十二支に12の動物を当てはめる習慣をアジアや中東、トルコにまで広めたのは、13~17世紀にかけて「元」と呼ばれたモンゴル帝国だとされています。日本では「未」はヒツジですが、中国ではヤギだったり、日本ではイノシシの「亥」は、ブタだったりゾウだったりリクガメだったりと、国によって多少の違いがあるようですが、「午」だけは「馬」で共通しています。馬と人の関係の深さが世界共通であることの表れでしょう。
ところで、「干支」は「十干(じっかん)」と「十二支」の組み合わせです。「十干」は、甲、乙、丙、丁・・・と、10のまとまりで数える符号で、十干と十二支の組み合わせである「干支」は60通りあります。このうち、十干の「甲」と十二支の「子」を組み合わせた干支が「甲子(きのえね)」です。60年に1度訪れる十干十二支の最初の年「甲子」に当たる1924年に出来たのが「甲子園球場」です。

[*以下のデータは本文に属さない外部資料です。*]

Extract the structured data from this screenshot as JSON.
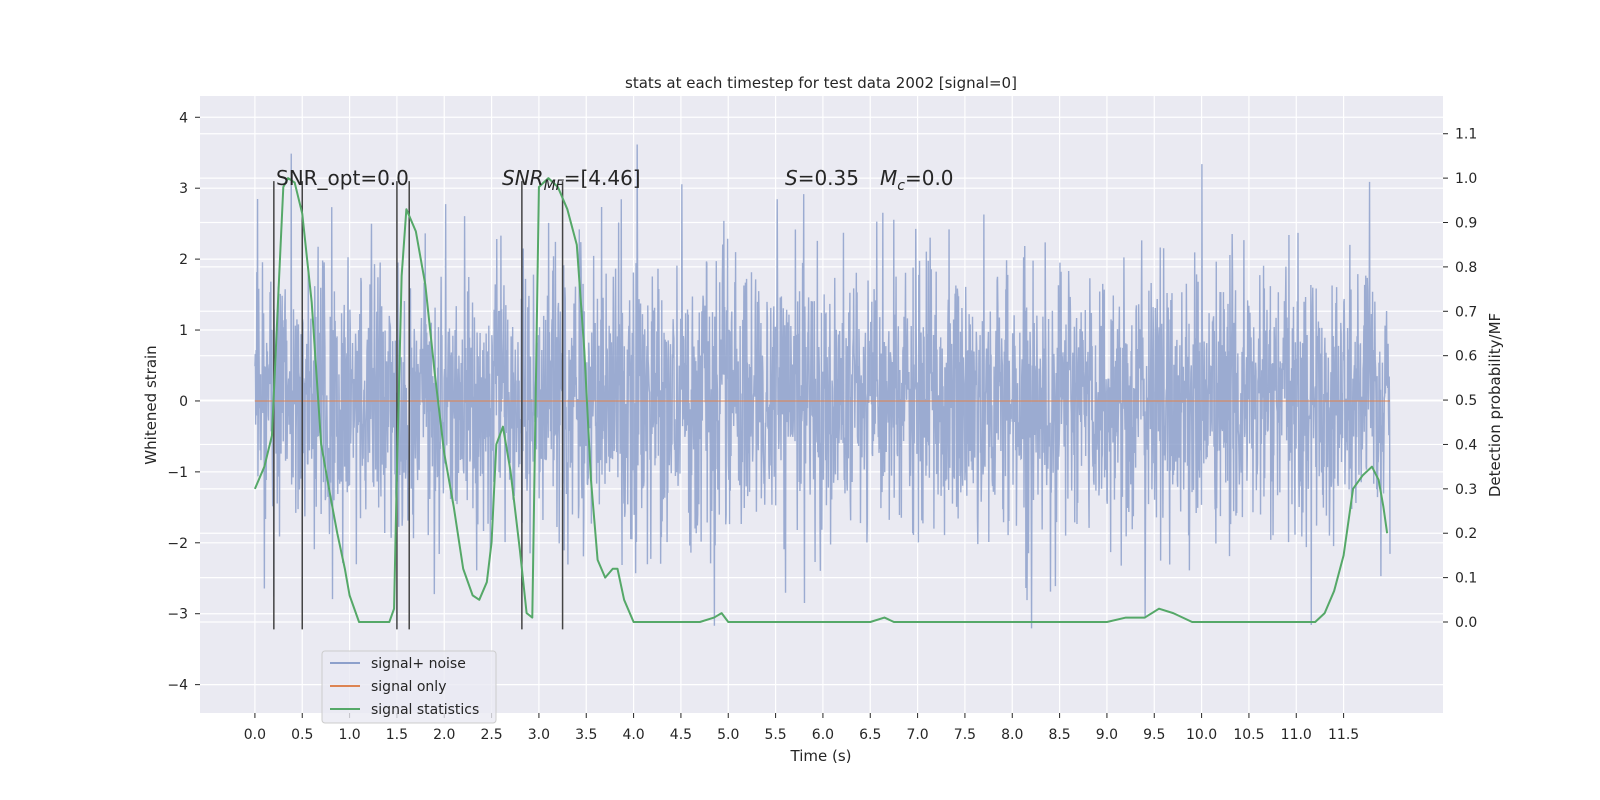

今年2026年は、十干十二支の43番目「丙午(ひのえうま)」に当たります。十干の「丙」は「木、火、土、金、水」という世界を構成する五行の「火」に属しており、太陽のような激しい熱を表しています。一方、「午」もエネルギーに満ちた力強さの象徴。つまり「丙午」の今年はとにかくエネルギーが強い年と言えます。ぜひ、活発で前向きに、馬のように1年を駆け抜けたいですね。